Pour financer ces inflexions, nous défendrons l’idée d’ouvrir des marges de manœuvres nouvelles :

  • Au plan européen en présentant, dans le pacte de stabilité, une trajectoire plus crédible de réduction des déficits, prévenant ainsi les effets contre-productifs sur l’activité économique et les risques de recul des acquis sociaux. La France a déjà réalisé un effort considérable, en réduisant le déficit structurel (celui qui efface les à-coups de la conjoncture) de 3.9% à 1.7% en 2014. Il faut avant tout le stabiliser. C’est le retour de la croissance qui déterminera le passage de mois de 3% du déficit effectif. Ainsi, cet objectif de passer sous la barre des 3% pourrait être maintenu mais décalé dans le temps. Pour contribuer à le rendre crédible, nous rappelons que certaines dépenses (à commencer par la défense) devraient être extraites de cet indicateur.
  • Au plan national, en concentrant les aides aux entreprises. On peut faire mieux avec moins, en ciblant sur l’industrie, en obtenant des contreparties sérieuses et précises en matière d’investissement, et en conditionnant les aides pour éviter tout détournement de l’effort public vers les dividendes, les hautes rémunérations ou la finance. Nous proposons de ramener l’enveloppe CICE / baisse des cotisations à 20 milliards au lieu des 30 prévus. Nous défendrons l’idée d’une fusion du CICE et du CIR, dans un CICER régi par les principes du CIR élargi aux dépenses de modernisation des usines françaises (machines à commande numérique, robotisation…).

* * * * *

Nous formulons ces propositions dans un esprit de responsabilité et de loyauté tant à l’égard de l’exécutif que de nos électeurs, et d’un parlement réellement en mesure d’amender la loi en étant force de contre-proposition.
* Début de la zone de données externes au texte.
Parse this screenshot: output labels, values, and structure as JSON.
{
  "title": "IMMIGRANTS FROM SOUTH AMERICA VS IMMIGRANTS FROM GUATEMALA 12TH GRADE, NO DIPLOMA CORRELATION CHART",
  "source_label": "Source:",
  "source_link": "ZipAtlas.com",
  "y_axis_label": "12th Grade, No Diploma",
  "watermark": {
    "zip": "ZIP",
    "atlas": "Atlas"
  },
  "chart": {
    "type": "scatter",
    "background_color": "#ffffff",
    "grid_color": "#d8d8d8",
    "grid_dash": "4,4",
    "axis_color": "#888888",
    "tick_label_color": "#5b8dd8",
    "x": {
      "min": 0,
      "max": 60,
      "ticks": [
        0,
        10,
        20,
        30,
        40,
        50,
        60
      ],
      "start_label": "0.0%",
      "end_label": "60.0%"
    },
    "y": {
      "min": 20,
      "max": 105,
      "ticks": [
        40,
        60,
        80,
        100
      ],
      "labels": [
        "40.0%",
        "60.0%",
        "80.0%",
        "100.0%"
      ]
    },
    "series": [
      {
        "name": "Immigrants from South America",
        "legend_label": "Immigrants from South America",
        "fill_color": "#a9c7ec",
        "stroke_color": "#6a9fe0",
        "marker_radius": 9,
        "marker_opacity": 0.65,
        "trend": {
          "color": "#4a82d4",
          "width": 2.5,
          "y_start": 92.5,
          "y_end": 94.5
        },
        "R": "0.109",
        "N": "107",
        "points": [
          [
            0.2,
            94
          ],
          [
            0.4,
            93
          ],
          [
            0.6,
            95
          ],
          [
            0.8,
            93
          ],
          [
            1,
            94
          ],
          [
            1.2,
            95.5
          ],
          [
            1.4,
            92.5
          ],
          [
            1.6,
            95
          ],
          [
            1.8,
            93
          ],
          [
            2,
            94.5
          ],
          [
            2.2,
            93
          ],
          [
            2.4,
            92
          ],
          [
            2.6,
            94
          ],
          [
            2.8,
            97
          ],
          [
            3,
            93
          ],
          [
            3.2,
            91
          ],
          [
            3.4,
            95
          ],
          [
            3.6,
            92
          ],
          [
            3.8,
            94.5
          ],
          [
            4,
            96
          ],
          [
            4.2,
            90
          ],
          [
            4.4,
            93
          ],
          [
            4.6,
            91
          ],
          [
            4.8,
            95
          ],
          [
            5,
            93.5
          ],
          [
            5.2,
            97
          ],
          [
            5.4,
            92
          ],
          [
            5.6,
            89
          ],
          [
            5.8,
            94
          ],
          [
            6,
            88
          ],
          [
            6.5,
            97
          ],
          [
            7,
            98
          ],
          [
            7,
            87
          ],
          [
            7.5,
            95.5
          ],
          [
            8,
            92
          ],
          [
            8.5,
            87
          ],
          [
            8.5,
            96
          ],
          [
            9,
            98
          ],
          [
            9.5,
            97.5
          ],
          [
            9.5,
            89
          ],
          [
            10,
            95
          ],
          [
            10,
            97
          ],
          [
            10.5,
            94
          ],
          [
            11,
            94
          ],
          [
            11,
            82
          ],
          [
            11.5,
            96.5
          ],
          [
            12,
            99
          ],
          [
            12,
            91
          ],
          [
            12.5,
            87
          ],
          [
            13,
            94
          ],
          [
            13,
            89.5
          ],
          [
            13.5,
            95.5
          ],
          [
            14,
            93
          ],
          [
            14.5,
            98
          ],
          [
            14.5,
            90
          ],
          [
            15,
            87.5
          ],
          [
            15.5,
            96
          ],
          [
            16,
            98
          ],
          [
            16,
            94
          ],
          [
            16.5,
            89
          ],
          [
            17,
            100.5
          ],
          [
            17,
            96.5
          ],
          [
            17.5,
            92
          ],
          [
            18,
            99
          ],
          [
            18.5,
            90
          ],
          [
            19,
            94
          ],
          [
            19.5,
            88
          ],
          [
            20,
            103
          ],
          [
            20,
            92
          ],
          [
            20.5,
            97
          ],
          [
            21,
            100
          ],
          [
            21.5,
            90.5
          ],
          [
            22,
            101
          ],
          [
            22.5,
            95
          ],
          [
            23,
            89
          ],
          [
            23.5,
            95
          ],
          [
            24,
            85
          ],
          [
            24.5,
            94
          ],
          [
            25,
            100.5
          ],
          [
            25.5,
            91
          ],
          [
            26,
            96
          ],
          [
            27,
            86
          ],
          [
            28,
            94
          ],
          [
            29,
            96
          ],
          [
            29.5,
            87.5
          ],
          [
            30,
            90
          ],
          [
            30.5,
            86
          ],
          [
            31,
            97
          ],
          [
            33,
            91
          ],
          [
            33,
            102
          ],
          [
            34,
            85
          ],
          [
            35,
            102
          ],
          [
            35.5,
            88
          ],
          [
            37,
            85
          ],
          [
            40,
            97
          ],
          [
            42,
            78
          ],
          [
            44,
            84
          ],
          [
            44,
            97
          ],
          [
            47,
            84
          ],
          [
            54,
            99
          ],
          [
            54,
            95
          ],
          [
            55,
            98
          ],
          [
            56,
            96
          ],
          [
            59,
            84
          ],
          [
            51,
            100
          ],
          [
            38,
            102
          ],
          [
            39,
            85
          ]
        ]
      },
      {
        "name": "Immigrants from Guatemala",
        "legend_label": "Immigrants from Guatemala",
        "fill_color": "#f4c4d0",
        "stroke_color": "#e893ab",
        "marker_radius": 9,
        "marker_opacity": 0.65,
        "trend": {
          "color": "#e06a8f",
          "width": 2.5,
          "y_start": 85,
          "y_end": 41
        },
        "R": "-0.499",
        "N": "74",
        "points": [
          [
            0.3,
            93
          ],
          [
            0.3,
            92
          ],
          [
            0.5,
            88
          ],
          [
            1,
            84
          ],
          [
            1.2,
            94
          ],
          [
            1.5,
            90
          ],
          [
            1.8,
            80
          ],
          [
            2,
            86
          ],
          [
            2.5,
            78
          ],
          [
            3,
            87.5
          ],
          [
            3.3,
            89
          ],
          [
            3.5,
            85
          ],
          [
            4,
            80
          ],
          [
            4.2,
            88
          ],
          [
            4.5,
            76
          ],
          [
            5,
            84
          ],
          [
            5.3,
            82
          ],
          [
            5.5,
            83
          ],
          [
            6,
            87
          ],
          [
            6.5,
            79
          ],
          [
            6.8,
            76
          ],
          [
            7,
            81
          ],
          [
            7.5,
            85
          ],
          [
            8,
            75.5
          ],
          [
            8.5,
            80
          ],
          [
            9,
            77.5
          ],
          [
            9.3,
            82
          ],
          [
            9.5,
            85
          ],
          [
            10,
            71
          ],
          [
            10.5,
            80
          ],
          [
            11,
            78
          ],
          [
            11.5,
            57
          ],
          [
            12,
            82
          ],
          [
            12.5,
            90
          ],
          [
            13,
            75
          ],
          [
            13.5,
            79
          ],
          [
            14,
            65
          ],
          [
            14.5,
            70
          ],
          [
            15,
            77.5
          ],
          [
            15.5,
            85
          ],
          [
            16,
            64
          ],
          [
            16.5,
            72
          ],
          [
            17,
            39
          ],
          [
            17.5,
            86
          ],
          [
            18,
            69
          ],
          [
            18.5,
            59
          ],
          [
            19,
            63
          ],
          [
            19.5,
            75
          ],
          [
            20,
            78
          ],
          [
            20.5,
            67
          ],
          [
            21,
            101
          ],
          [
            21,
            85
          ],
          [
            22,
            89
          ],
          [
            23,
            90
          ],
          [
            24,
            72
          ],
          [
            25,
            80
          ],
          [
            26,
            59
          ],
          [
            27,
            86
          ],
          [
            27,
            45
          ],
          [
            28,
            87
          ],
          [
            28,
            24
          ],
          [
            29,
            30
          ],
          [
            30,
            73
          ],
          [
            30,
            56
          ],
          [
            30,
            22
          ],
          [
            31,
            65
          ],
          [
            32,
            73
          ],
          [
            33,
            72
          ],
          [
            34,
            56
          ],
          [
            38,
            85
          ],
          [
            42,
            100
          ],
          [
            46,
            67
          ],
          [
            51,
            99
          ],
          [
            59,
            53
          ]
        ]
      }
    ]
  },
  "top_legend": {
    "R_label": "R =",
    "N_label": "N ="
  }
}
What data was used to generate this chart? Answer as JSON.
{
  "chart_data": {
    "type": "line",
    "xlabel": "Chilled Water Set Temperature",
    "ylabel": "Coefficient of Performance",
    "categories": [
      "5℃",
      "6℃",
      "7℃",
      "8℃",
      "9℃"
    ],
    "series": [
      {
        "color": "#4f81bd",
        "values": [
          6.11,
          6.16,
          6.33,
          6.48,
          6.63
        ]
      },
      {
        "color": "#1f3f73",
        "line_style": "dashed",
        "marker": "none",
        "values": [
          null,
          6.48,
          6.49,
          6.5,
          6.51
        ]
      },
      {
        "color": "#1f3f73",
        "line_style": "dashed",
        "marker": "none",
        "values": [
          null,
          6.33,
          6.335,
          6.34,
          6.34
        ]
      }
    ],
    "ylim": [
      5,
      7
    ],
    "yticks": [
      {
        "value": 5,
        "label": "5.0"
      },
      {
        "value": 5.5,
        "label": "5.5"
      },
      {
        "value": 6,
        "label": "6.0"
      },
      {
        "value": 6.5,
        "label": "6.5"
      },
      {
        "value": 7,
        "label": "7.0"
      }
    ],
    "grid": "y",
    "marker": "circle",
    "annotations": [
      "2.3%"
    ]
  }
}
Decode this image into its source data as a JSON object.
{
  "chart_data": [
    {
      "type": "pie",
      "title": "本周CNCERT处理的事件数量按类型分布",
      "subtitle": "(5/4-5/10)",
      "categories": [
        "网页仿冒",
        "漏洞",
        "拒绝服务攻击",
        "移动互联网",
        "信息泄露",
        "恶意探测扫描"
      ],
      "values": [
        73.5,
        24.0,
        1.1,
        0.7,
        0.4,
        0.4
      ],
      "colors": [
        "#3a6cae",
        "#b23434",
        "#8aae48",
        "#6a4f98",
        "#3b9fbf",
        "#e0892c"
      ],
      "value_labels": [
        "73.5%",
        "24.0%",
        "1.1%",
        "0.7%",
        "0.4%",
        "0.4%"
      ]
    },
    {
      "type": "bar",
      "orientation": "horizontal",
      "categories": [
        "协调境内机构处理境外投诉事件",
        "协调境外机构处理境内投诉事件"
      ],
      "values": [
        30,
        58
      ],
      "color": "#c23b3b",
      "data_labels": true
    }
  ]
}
Elles guideront nos votes lors des grands rendez-vous que vous avez fixés avec le Parlement : Pacte de stabilité, programme national de réformes, collectif budgétaire, loi de finance et loi de financement de la sécurité sociale.

Dans l’attente d’échanger avec vous sur ces orientations qui pourraient conforter le contrat entre la majorité et l’exécutif que vous avez-vous-même appelé de vos vœux, nous vous prions, M. le Premier Ministre, d’accepter l’expression de notre haute considération.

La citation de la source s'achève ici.